Le législateur réglemente peu la recherche scientifique. S'il le fait, c'est de manière indirecte, à la manière du législateur québécois, qui a proclamé dans son nouveau Code civil le droit de chacun à l'inviolabilité et à l'intégrité de sa personne et établi à quelles conditions une personne peut aliéner une partie de son corps. Cependant, on a aujourd'hui des motifs de craindre que les manipulations génétiques et d'autres percées de la science ne finissent par se retourner contre l'être humain et l'on encourage le législateur à définir les domaines et les méthodes légitimes de la recherche. Selon Baudoin Jurdant, c'est la recherche qui doit rester libre et non les chercheurs. Si la recherche doit tomber sous la coupe de la loi, il convient toutefois de se demander si les tribunaux sont aptes à sanctionner une conception contraignante de la légalité scientifique et si cette solution ne risque pas, encore une fois, de remette la surveillance d'une activité sociale essentielle à des experts.

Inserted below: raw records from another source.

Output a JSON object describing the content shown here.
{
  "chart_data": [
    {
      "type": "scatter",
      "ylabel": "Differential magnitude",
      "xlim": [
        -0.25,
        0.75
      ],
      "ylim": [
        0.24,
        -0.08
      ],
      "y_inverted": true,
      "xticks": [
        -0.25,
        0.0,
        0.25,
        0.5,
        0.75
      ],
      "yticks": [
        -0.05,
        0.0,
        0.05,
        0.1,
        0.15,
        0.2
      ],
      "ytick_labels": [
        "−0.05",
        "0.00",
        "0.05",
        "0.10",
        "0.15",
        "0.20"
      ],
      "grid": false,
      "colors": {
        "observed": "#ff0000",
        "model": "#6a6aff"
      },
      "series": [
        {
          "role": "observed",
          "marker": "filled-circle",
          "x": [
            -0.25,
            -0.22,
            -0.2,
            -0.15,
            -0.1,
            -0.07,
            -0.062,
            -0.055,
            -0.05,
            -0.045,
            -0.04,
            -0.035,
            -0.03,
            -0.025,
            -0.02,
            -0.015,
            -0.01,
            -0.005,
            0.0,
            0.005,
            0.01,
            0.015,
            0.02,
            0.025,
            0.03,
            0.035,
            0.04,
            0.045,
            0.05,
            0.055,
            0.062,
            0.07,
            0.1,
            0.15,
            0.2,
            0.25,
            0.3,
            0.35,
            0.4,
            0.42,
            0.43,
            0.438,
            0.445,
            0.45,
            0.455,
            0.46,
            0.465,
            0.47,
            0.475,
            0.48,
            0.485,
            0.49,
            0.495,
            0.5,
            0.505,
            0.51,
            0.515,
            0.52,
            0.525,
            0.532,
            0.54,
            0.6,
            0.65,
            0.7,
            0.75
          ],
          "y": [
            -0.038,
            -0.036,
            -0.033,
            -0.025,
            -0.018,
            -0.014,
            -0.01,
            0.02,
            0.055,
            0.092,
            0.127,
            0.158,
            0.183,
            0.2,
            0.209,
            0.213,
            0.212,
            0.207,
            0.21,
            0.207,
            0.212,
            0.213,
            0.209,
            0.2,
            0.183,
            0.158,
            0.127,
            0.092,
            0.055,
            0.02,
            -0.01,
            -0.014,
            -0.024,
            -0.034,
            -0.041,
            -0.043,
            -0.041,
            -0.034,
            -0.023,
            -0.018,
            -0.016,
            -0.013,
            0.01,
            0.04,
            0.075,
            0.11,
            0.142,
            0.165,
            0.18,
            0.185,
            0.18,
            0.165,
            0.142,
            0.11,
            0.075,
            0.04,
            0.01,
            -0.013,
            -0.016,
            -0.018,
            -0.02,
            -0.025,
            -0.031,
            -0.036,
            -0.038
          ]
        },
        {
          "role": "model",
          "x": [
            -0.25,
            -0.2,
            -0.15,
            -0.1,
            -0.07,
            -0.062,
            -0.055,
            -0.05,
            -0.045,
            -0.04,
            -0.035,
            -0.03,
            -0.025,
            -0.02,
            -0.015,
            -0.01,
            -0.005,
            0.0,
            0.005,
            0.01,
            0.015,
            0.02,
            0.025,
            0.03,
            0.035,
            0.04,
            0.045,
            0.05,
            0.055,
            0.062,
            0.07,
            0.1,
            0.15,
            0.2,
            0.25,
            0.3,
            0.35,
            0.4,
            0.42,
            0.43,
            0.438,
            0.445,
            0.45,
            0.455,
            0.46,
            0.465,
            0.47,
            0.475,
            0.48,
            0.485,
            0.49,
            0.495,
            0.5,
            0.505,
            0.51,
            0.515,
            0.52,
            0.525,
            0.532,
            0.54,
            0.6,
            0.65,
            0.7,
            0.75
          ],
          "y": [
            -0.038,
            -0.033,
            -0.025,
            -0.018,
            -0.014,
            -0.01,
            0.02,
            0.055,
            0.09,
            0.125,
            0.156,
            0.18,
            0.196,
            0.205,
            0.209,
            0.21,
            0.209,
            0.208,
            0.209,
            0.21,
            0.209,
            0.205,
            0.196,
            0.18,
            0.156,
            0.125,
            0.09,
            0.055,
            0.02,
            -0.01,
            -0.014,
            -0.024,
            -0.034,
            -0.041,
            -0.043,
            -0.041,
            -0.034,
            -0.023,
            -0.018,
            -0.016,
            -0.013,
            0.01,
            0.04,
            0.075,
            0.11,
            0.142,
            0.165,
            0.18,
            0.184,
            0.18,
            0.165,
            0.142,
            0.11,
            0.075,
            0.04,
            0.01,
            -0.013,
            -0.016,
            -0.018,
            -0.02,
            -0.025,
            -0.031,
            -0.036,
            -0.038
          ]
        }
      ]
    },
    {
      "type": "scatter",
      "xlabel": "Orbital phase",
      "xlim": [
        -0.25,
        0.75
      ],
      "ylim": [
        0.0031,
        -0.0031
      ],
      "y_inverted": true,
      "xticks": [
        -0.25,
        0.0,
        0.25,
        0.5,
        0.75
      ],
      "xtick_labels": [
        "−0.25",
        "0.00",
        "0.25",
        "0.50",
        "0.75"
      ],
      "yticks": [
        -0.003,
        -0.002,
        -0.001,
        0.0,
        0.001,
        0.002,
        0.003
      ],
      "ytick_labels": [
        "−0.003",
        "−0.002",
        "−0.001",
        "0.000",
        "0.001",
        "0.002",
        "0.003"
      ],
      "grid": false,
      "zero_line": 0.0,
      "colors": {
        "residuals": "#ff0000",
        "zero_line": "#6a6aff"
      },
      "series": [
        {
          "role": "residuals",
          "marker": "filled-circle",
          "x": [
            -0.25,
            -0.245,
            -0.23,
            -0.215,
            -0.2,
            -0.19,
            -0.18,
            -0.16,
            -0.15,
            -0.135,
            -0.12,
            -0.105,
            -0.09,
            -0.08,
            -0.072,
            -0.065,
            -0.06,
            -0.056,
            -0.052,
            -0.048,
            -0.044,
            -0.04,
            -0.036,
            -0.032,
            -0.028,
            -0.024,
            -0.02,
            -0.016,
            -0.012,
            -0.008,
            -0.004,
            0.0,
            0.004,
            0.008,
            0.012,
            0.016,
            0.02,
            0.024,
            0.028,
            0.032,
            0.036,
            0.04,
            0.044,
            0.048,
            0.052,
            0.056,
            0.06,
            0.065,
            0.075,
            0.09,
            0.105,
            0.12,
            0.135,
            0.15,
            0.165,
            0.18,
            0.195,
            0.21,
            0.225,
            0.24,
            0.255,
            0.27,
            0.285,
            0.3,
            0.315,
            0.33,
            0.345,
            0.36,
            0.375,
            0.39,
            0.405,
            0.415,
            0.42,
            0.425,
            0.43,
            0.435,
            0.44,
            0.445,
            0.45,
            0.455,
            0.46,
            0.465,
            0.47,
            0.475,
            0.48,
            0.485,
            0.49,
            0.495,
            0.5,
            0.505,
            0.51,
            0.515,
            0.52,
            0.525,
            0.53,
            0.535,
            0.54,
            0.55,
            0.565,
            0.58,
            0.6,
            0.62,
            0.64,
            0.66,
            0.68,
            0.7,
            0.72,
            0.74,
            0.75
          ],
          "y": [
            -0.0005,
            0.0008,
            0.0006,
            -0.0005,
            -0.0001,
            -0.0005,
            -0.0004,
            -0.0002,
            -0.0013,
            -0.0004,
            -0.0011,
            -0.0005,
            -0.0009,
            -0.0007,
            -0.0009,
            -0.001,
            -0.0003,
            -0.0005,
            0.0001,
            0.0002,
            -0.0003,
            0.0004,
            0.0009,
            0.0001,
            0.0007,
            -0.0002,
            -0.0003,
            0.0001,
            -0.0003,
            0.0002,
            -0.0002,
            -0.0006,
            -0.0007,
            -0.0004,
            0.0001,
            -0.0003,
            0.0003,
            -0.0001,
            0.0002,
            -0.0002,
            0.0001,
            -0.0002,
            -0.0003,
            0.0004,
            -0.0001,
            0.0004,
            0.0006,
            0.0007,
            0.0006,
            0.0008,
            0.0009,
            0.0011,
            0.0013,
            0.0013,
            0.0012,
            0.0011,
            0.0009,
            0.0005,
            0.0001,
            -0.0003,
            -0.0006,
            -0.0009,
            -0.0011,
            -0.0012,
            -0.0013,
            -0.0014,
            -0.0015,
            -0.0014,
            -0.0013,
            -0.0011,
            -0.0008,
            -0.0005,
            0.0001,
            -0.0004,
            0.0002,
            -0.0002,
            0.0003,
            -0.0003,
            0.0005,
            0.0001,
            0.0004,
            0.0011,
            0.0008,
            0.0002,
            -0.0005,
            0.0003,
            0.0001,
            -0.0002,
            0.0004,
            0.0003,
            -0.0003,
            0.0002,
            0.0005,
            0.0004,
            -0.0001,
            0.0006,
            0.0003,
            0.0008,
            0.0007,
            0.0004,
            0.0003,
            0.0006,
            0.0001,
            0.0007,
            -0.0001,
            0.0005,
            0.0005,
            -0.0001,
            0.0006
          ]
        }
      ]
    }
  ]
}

Nous assistons aujourd'hui à un étrange phénomène: alors que le nombre de décisions politiques devant être prises sous l'éclairage de la science n'a de cesse d'augmenter, la science, elle, demeure à l'écart des débats. Pensons par exemple au processus d'évaluation d'impact environnemental, où les experts font la pluie et le beau temps. Ce que nous avons à redouter de la science, ce n'est pas tant qu'elle tombe dans les mains d'un docteur Frankenstein ou d'un physicien mégalomane à la James Bond; mais qu'elle favorise des intérêts purement économiques ou politiques sans que ni les scientifiques ni la société en général ne débattent de ses ambitions et de ses méthodes. Les tenants du contrôle de la science par le droit semblent trouver dans l'intervention accrue des juges un moyen de responsabiliser les scientifiques et dans les tribunaux un forum où débattre des orientations de la science. Que les tribunaux tranchent les litiges agitant la communauté scientifique, soit, c'est peut-être une idée excellente, s'il s'agit de départager des droits. Qu'ils puissent se substituer au débat démocratique de la science, cela reste à démontrer. Il est loin d'être sûr que la jonction entre l'éthique, la conscience et la science passe par l'oeuvre de la loi. 

NOTES
 1) Dans Science ou justice? "Les savants, l'ordre et a loi", Les éditions Autrement, Paris, mai 1994, no 145, série Mutations/Sciences en société.
2) Science, pouvoir et argent, La recherche entre marché et politique, Les éditions Autrement, Paris, janvier 1993, no 7, série Sciences en société.
3) "L'ordre savant", dans Science ou justice?, déjà cité.
4) "En méconnaissance de cause", dans Le genre humain, Seuil, Paris, I992-93, no 26.
5) "Le contrôle social de la science, dans Science ou justice?, idem.
6) "Les sciences devant la justice", Science ou justice?, idem.